Venezuela, nuestra muy hermosa república Bolivariana, es un país por construir. Lejos del pesimismo catastrofista que algunos sectores se interesan en propalar, esta tierra de gracia es un territorio de enormes oportunidades para el trabajo productivo en todos los ámbitos económicos, pero muy especialmente en el de la producción agrícola y pecuaria.
La vieja prédica de "sembrar el petróleo" introducida por pensadores como Juan Pablo Pérez Alfonzo y el escritor Arturo Uslar Pietri a mediados del pasado siglo XX, no solo mantiene hoy más vigencia que nunca, sino que se ha convertido en una exigencia perentoria de las transformaciones estructurales planteadas con el proceso revolucionario.
Durante el período colonial, la economía venezolana se fundamentaba en una explotación extensiva de la tierra, lo que permitía generar ingresos mediante la exportación de diversos rubros como café, cacao, añil, caña de azúcar, tabaco, cueros y ganaderías, entre otros. Se trataba de un sistema productivo basado en el latifundio, donde grandes terratenientes monopolizaban enormes porciones de tierra y las trabajaban con mano de obra esclava.
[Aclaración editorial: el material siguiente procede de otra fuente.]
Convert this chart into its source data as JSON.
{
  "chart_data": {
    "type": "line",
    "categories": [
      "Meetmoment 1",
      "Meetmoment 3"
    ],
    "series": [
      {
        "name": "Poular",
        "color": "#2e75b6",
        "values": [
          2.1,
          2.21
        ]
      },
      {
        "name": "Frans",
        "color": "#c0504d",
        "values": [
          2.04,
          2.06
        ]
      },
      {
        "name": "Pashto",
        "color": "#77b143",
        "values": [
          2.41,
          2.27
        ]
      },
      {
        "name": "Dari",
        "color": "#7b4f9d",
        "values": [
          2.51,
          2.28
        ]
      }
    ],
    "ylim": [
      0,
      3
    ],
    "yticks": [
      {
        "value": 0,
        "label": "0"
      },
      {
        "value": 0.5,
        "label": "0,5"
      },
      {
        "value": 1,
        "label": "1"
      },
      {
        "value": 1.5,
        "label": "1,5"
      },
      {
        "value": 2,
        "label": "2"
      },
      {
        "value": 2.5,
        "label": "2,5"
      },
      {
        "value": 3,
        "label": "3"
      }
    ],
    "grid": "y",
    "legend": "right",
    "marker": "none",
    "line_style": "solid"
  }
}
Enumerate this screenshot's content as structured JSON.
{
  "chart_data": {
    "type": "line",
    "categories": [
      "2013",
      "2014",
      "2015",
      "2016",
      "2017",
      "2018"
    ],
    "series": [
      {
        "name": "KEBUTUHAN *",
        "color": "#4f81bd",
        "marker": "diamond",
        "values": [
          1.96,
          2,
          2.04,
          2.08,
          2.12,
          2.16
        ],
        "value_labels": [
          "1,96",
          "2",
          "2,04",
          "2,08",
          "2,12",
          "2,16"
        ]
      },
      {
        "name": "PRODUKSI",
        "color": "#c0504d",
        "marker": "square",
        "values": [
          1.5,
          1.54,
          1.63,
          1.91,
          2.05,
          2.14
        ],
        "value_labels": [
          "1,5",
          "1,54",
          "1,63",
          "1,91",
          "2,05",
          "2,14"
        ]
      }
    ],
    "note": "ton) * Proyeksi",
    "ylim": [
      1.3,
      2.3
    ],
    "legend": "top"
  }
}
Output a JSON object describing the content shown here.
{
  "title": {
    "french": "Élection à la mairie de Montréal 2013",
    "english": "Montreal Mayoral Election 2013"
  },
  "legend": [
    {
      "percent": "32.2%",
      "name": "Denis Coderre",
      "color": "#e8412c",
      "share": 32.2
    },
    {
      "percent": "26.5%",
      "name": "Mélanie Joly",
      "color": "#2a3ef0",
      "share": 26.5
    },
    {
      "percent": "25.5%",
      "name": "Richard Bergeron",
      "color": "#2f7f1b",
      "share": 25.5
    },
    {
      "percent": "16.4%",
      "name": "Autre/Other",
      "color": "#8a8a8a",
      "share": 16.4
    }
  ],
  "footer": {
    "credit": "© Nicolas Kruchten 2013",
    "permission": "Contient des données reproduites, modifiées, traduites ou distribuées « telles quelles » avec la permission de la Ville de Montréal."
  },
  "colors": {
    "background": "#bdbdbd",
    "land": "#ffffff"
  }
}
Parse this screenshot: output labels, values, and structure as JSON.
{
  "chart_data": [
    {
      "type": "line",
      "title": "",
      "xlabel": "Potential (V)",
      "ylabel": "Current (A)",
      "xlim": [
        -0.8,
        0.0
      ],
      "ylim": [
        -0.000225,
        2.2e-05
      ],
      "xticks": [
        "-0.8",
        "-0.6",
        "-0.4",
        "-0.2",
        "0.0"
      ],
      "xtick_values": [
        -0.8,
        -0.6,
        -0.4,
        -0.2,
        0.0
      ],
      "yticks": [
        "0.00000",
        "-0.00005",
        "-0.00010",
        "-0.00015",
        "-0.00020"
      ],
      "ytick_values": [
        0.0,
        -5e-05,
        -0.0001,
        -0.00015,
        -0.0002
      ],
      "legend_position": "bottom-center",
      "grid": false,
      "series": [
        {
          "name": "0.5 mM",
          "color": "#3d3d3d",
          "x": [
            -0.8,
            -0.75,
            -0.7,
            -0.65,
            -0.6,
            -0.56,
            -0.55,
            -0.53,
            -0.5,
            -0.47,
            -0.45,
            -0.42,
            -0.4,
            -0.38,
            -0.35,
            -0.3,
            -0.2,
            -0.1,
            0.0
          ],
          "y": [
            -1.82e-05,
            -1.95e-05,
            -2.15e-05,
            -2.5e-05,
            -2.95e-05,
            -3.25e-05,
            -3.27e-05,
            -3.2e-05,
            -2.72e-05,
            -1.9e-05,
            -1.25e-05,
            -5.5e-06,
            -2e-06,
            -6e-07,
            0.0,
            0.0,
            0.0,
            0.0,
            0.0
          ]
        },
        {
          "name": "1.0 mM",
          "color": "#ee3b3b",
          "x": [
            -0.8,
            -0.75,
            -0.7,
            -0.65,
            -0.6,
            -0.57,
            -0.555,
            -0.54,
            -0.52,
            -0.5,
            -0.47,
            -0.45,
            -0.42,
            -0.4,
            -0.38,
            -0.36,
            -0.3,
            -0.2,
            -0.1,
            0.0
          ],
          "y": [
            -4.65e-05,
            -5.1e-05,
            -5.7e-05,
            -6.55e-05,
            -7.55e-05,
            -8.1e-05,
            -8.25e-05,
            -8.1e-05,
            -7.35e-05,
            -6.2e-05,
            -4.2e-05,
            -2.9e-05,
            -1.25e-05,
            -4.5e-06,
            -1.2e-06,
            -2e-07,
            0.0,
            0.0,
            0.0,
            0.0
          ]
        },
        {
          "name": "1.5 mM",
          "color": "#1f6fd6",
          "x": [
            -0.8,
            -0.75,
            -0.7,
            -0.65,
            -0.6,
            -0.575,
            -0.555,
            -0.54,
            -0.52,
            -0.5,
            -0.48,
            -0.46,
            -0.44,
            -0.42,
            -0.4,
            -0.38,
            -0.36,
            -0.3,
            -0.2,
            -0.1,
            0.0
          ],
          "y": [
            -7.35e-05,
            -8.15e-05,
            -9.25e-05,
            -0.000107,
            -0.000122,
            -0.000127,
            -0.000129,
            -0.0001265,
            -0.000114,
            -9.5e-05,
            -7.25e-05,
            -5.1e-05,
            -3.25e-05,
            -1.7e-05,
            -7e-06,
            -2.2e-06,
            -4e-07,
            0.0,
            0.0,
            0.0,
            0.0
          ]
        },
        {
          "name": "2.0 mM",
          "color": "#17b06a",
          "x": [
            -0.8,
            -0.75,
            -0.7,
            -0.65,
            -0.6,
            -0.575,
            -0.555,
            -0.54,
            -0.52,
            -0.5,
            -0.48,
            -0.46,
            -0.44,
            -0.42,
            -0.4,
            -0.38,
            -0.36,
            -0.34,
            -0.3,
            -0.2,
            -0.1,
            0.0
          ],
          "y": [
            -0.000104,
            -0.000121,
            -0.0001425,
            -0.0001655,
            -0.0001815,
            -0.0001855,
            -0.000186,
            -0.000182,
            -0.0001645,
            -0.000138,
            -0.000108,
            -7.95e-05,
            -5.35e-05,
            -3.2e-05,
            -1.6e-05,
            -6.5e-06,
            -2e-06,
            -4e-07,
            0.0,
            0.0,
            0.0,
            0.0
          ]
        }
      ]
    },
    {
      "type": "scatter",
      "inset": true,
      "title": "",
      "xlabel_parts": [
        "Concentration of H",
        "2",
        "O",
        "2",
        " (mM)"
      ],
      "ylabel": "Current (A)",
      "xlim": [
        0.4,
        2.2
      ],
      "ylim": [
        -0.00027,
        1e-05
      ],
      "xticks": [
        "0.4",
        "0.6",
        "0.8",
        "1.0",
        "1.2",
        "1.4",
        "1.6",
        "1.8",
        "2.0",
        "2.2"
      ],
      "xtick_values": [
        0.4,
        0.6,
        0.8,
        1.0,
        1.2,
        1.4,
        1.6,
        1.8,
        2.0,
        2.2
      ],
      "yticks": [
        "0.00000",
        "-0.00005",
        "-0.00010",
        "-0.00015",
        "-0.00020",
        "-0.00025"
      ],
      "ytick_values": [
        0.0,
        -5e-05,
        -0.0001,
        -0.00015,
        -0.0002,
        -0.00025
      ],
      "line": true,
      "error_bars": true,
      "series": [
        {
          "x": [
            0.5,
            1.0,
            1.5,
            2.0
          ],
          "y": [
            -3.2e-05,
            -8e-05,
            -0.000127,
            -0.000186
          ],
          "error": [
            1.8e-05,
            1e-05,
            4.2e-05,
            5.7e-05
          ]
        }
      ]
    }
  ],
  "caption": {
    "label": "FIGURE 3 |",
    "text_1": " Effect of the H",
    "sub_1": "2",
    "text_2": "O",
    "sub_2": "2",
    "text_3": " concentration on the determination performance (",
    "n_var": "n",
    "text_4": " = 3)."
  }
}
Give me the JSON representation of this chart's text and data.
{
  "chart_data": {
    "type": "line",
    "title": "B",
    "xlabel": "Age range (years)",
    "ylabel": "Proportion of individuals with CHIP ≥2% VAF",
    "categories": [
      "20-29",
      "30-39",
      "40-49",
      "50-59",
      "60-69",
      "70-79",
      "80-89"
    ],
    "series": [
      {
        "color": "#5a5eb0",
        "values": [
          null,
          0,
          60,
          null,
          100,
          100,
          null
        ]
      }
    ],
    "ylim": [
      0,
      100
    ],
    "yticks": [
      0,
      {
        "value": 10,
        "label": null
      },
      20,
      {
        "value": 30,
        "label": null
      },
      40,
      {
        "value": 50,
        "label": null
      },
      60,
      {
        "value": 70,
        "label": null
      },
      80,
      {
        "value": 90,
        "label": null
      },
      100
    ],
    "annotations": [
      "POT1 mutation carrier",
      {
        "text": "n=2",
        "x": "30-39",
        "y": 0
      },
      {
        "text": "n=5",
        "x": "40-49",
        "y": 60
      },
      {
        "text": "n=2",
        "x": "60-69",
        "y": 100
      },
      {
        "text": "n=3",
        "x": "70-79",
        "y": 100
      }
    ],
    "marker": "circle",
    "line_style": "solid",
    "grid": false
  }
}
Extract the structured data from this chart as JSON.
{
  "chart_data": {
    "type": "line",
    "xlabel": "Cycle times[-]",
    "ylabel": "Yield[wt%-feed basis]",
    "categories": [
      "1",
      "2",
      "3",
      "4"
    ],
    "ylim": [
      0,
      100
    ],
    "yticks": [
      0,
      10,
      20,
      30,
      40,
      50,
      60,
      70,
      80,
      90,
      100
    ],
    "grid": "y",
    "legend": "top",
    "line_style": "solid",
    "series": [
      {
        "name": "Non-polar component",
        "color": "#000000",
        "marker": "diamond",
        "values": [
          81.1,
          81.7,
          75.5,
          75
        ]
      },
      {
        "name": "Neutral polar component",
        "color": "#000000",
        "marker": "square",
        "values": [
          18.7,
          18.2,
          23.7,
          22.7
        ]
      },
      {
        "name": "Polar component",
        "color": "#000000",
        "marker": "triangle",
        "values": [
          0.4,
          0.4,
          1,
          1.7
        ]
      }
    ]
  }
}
Ni siquiera la gesta emancipadora abanderada por el genio de Bolívar fue capaz de romper el patrón productivo de la rancia oligarquía de la época. Fue precisamente esa clase dominante la que ejerció un peso decisivo para que se consumara la traición al proyecto bolivariano de la Gran Colombia. Más tarde vendría un nuevo intento reivindicativo de la mano del general del pueblo soberano, Ezequiel Zamora, con su consigna de "tierras y hombres libres", que lamentablemente correría la misma suerte del primer intento: muerte y traición.
El latifundio se mantuvo como modelo productivo a todo lo largo del siglo XIX, pero en vez de desaparecer con la llegada tardía de la modernidad en el siglo XX, éste se afianzó como una pesada rémora. Vino entonces la actividad en el Zumaque I y lo demás es historia conocida: alta concentración en los centros urbanos, de hecho más del 70% de la población habita caóticamente en la famosa franja centro norte-costera, y abandono del campo a su suerte, para dedicarnos de lleno a la explotación petrolera.
Así nació el tan mentado rentismo que nos hizo extremadamente dependientes de los petrodólares sin transformar el agro. De hecho, aún en pleno siglo XXI el latifundismo sigue siendo un serio problema, porque además de improductivo, es muy dado a utilizar métodos paramilitares, así como a contratar mano de obra semiesclava.
La Agenda Económica Bolivariana ubica al motor agroalimentario como el primero en la lista de prioridades. Es sin duda el gran reto para romper nuestra enfermiza dependencia del crudo, y a su vez quebrar la grosera especulación que se ha dado en el renglón de los alimentos. El potencial se pierde de vista, porque contamos con 30 millones de hectáreas cultivables, lo que ratifica que es vital volver al campo, pero desmontando el ineficiente y criminal latifundio.